The instinctive griever is more likely to accept care and help along the path of grief than the productive griever. The productive griever may be more cognitive and self directed and require less personal grief care. The productive griever may be able to fit back into a normal pattern of life quicker than an instinctive griever. Kit is generally easier for a productive griever to repeat a phase of grief than it is for an instinctive griever. When the instinctive griever does eventually fit back into life’s normal patterns, they can many times feel much more secure because of the longer journey and the more detailed experiences that journey has afforded them.      

Everyone experiencing a loss also experiences a deficit to their own contentedness and personal peace. The instinctive griever regains some of that sense of peace when they receive the expression of love, care and compassion from those around them. The productive griever finds their peace when they start to realize that they are beginning to return to the normal patterns in their life. As caregivers we should note that these lines between productive and instinctive grievers can blend together very closely, especially in the processes of how peace is re-established in their lives.

There are also “blended” versions of both productive and instinctive grievers. It is very rare that these two types of grievers make an equal blend. It is also rare that an individual is completely one type of griever or the other. However, that stereotype is somewhat more common than the equally blended version.  Blended grievers are those grievers within whom the mix is not as obviously polarized one way or the other. There is almost always more of one style of griever found in the blended griever. It is only to the trained practitioner, that under scrutiny it becomes blatantly obvious which style that is.

       One blended group we will call the “Image Projectors”. This group is more instinctive than productive. They have a unique ability to screen their behavior for specific reactions and content, so as to project an image of what they believe is appropriate for the situation they are involved in at any given time. They generally have the unique ability to temporarily contain their expressions if they sense that there is no help available for them, or if they sense that they would be looked down upon for such an emotional or verbal display of their grief. However, they can be very explosive and/or outwardly dynamic when they are trapped into certain high pressure circumstances.

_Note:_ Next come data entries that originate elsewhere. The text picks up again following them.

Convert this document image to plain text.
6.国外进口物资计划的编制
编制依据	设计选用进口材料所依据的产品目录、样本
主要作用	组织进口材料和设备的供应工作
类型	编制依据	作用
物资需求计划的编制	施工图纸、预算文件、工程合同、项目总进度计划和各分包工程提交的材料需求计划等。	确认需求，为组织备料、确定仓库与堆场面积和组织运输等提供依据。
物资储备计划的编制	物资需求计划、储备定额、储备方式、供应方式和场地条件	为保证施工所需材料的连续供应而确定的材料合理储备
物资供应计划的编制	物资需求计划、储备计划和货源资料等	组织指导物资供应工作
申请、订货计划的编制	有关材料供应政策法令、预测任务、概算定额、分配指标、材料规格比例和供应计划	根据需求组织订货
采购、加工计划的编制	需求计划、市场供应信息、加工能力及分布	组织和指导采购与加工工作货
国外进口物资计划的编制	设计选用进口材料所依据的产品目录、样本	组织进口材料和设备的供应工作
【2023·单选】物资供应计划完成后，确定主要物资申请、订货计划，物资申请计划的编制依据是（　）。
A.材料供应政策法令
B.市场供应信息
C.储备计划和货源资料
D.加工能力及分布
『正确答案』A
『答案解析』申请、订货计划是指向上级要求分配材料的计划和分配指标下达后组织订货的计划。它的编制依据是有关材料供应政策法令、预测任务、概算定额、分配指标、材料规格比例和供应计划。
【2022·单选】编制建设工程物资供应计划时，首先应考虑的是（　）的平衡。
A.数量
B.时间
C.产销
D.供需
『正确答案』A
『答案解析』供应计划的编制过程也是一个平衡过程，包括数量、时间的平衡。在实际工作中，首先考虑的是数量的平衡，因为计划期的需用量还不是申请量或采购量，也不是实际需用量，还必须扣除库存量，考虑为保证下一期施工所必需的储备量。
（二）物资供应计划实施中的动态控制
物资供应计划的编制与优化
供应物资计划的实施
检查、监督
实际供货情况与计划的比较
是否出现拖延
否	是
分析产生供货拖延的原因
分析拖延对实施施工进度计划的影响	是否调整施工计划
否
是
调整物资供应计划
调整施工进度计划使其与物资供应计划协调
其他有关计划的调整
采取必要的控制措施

The other major blended group we will call the “Desiring Duplicators” While they are mainly productive grievers in their core nature, they tend to have an unusual desire to appear or become more instinctive in their grieving processes. They may often come down on themselves because they don’t have the stronger emotions or feelings typically associated with people suffering loss. These grievers can be easily overcome with a temporary depression. Some may even go to the extreme of duplicating the more severe emotional responses of others in their grief. These duplicative expressions appear more sensitive or more connected with other more respected grievers in the same loss experience that they are in. 

It is important to remember that these various styles should not be preferred, but rather understood by the caregiver. We as caregivers should not be attempting to convert a productive griever into an instinctive griever, or a “Desiring Duplicator” into an “Image Projector”. We must simply understand the individual’s grieving style and be the compassionate caregiver and supporter we should be through their journey of grief.

Every person experiencing grief has obvious notions and preconceived ideas of what they are, or should be experiencing because of the encountered loss in their life. Identifying the particular style or blended style of grief that someone is inclined to project, will assist us as caregivers in knowing what their basic needs are, how they are perceiving their circumstance of loss and how we can best extend the appropriate care and support that will help them on their road to recovery and normalcy. As we are patient and consistent in our interactions with grievers not only their trust in us will grow, but their trust in a future quality of life will be rebuilt.